Applying this repeatedly to the event F and the logical variables Xj
gives the expansion formula


 f(X1,X2,..,Xn)

       1     1        1    /                 n                      \
    = SUM   SUM  ... SUM  ( f(i1,i2,..,in) PROD[(1-ij)xj + ij(1-xj)] )
      i1=0  i2=0     in=0  \                j=1                     /


where the indices ij, j=1,2,..,n signify truth values (0=FALSE,1=TRUE).
Also, recall that f is the probability of F being TRUE.

For example, we can expand the function F in terms of two independent
logical variables X and Y, whose probabilities of being TRUE are x
and y respectively, as follows

     f(X,Y) = f(0,0) [1-x][1-y] + f(0,1) [1-x][y]

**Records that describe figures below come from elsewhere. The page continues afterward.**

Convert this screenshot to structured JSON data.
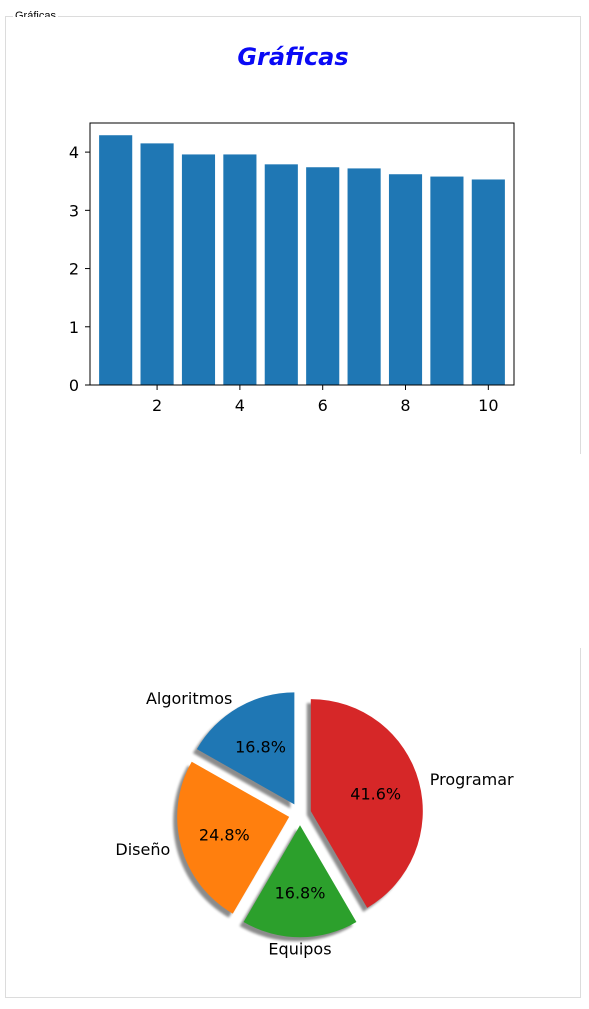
{
  "window": {
    "group_title": "Gráficas"
  },
  "bar_section": {
    "title": "Gráficas"
  },
  "chart_data": [
    {
      "type": "bar",
      "title": "Gráficas",
      "x": [
        1,
        2,
        3,
        4,
        5,
        6,
        7,
        8,
        9,
        10
      ],
      "values": [
        4.29,
        4.15,
        3.96,
        3.96,
        3.79,
        3.74,
        3.72,
        3.62,
        3.58,
        3.53
      ],
      "xticks": [
        2,
        4,
        6,
        8,
        10
      ],
      "yticks": [
        0,
        1,
        2,
        3,
        4
      ],
      "xlim": [
        0.38,
        10.62
      ],
      "ylim": [
        0,
        4.5
      ],
      "color": "#1f77b4",
      "xlabel": "",
      "ylabel": "",
      "grid": false
    },
    {
      "type": "pie",
      "labels": [
        "Algoritmos",
        "Diseño",
        "Equipos",
        "Programar"
      ],
      "values": [
        16.8,
        24.8,
        16.8,
        41.6
      ],
      "value_labels": [
        "16.8%",
        "24.8%",
        "16.8%",
        "41.6%"
      ],
      "colors": [
        "#1f77b4",
        "#ff7f0e",
        "#2ca02c",
        "#d62728"
      ],
      "explode": true,
      "shadow": true,
      "legend": false
    }
  ]
}
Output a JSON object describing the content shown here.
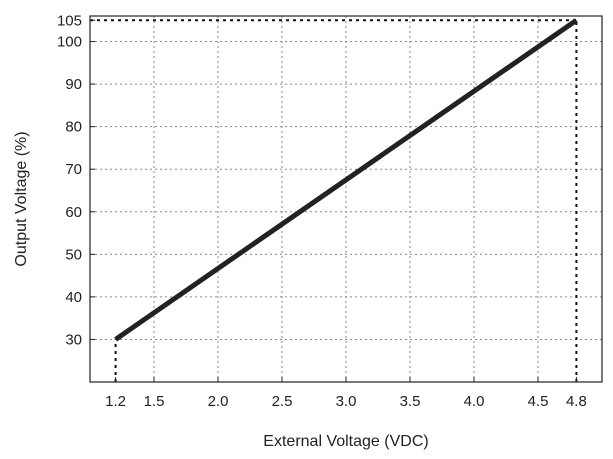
{
  "chart_data": {
    "type": "line",
    "title": "",
    "xlabel": "External Voltage (VDC)",
    "ylabel": "Output Voltage (%)",
    "xlim": [
      1.0,
      5.0
    ],
    "ylim": [
      20,
      106
    ],
    "grid": true,
    "x_ticks": [
      {
        "value": 1.2,
        "label": "1.2"
      },
      {
        "value": 1.5,
        "label": "1.5"
      },
      {
        "value": 2.0,
        "label": "2.0"
      },
      {
        "value": 2.5,
        "label": "2.5"
      },
      {
        "value": 3.0,
        "label": "3.0"
      },
      {
        "value": 3.5,
        "label": "3.5"
      },
      {
        "value": 4.0,
        "label": "4.0"
      },
      {
        "value": 4.5,
        "label": "4.5"
      },
      {
        "value": 4.8,
        "label": "4.8"
      }
    ],
    "y_ticks": [
      {
        "value": 30,
        "label": "30"
      },
      {
        "value": 40,
        "label": "40"
      },
      {
        "value": 50,
        "label": "50"
      },
      {
        "value": 60,
        "label": "60"
      },
      {
        "value": 70,
        "label": "70"
      },
      {
        "value": 80,
        "label": "80"
      },
      {
        "value": 90,
        "label": "90"
      },
      {
        "value": 100,
        "label": "100"
      },
      {
        "value": 105,
        "label": "105"
      }
    ],
    "series": [
      {
        "x": [
          1.2,
          4.8
        ],
        "y": [
          30,
          105
        ],
        "color": "#222222"
      }
    ],
    "reference_lines": [
      {
        "orientation": "horizontal",
        "value": 105,
        "x_from": 1.0,
        "x_to": 4.8
      },
      {
        "orientation": "vertical",
        "value": 4.8,
        "y_from": 20,
        "y_to": 105
      },
      {
        "orientation": "vertical",
        "value": 1.2,
        "y_from": 20,
        "y_to": 30
      }
    ]
  }
}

                   + f(1,0) [x][1-y]  +  f(1,1) [x][y]

It's interesting that the general formula for Boolean decomposition of
probabilities in terms of n independent variables is identical to the 
formula for n-dimensional orthogonal linear interpolation.  Suppose we
have an orthogonal n-dimensional table that specifies the value of a 
scalar field f(x1,x2,..,xn) at discrete points.  To interpolate the
value of f at some specific point in this n-dimensional space using
linear interpolation, we need to first find the particular "cell" of
the table where the point falls.  Once we have done this, we can
normalize the spatial coordinates along each axis such that the next
lower table ordinate is 0 and the next higher table ordinate is 1.
Then the values of f(i1,i2,..,in) in the above general formula for
the Boolean expansion represent the discrete table values at the 2^n
vertices of the relevant "cell" of the table, and the values of xj
for j=1 to n are the spatial coordinates of the particular point 
inside the cell that is to be interpolated.

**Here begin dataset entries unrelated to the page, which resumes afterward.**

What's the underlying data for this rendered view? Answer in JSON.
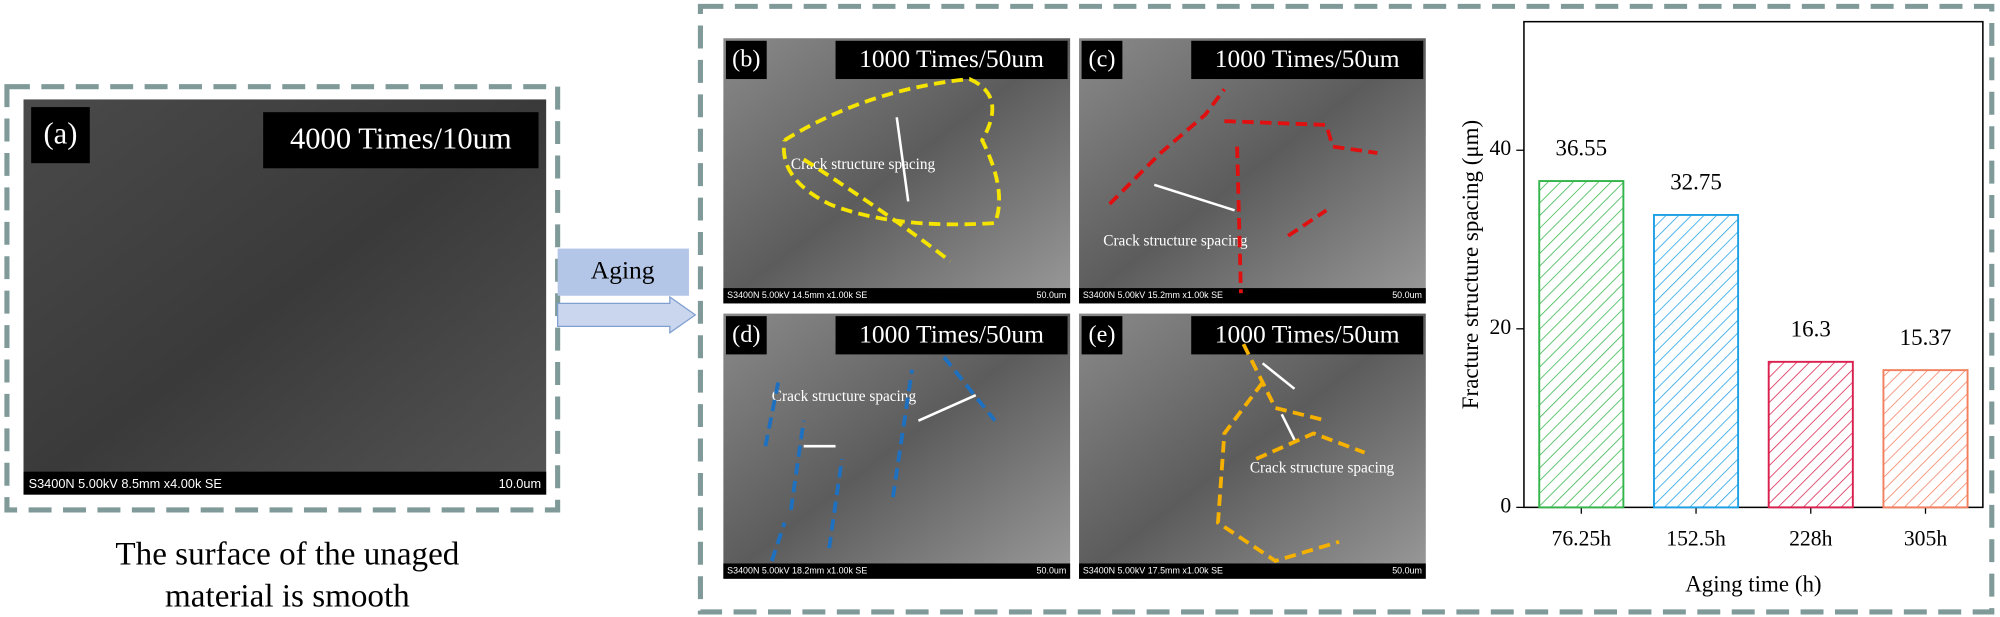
{
  "panel_a": {
    "label": "(a)",
    "scale": "4000 Times/10um",
    "info": "S3400N 5.00kV 8.5mm x4.00k SE",
    "scale_bar": "10.0um"
  },
  "caption": [
    "The surface of the unaged",
    "material is smooth"
  ],
  "arrow_label": "Aging",
  "panels": [
    {
      "label": "(b)",
      "scale": "1000 Times/50um",
      "info": "S3400N 5.00kV 14.5mm x1.00k SE",
      "scale_bar": "50.0um",
      "annotation": "Crack structure spacing"
    },
    {
      "label": "(c)",
      "scale": "1000 Times/50um",
      "info": "S3400N 5.00kV 15.2mm x1.00k SE",
      "scale_bar": "50.0um",
      "annotation": "Crack structure spacing"
    },
    {
      "label": "(d)",
      "scale": "1000 Times/50um",
      "info": "S3400N 5.00kV 18.2mm x1.00k SE",
      "scale_bar": "50.0um",
      "annotation": "Crack structure spacing"
    },
    {
      "label": "(e)",
      "scale": "1000 Times/50um",
      "info": "S3400N 5.00kV 17.5mm x1.00k SE",
      "scale_bar": "50.0um",
      "annotation": "Crack structure spacing"
    }
  ],
  "chart_data": {
    "type": "bar",
    "x_label": "Aging time (h)",
    "y_label": "Fracture structure spacing (μm)",
    "categories": [
      "76.25h",
      "152.5h",
      "228h",
      "305h"
    ],
    "values": [
      36.55,
      32.75,
      16.3,
      15.37
    ],
    "colors": [
      "#33b54a",
      "#1ea0e6",
      "#d9204f",
      "#f27f5e"
    ],
    "ylim": [
      0,
      54.4
    ],
    "yticks": [
      0,
      20,
      40
    ]
  }
}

The correspondence between interpolation in a Euclidean space and
the expansion of the probabilities of logical functions suggests some
interesting approaches to dealing with more challenging situations in 
which the logical variables are NOT independent.  We can express these 
in terms of the non-independence of a putative set of "basis vectors" 
for the space.  However, it's important to keep in mind that the 
general locus given by n-dimensional linear interpolation actually
possesses intrinsic curvature, and isn't linear with respect to 
arbitrary independent basis vectors.  For a discussion of this
intrinsic curvature, see Curvature of Linear Interpolation.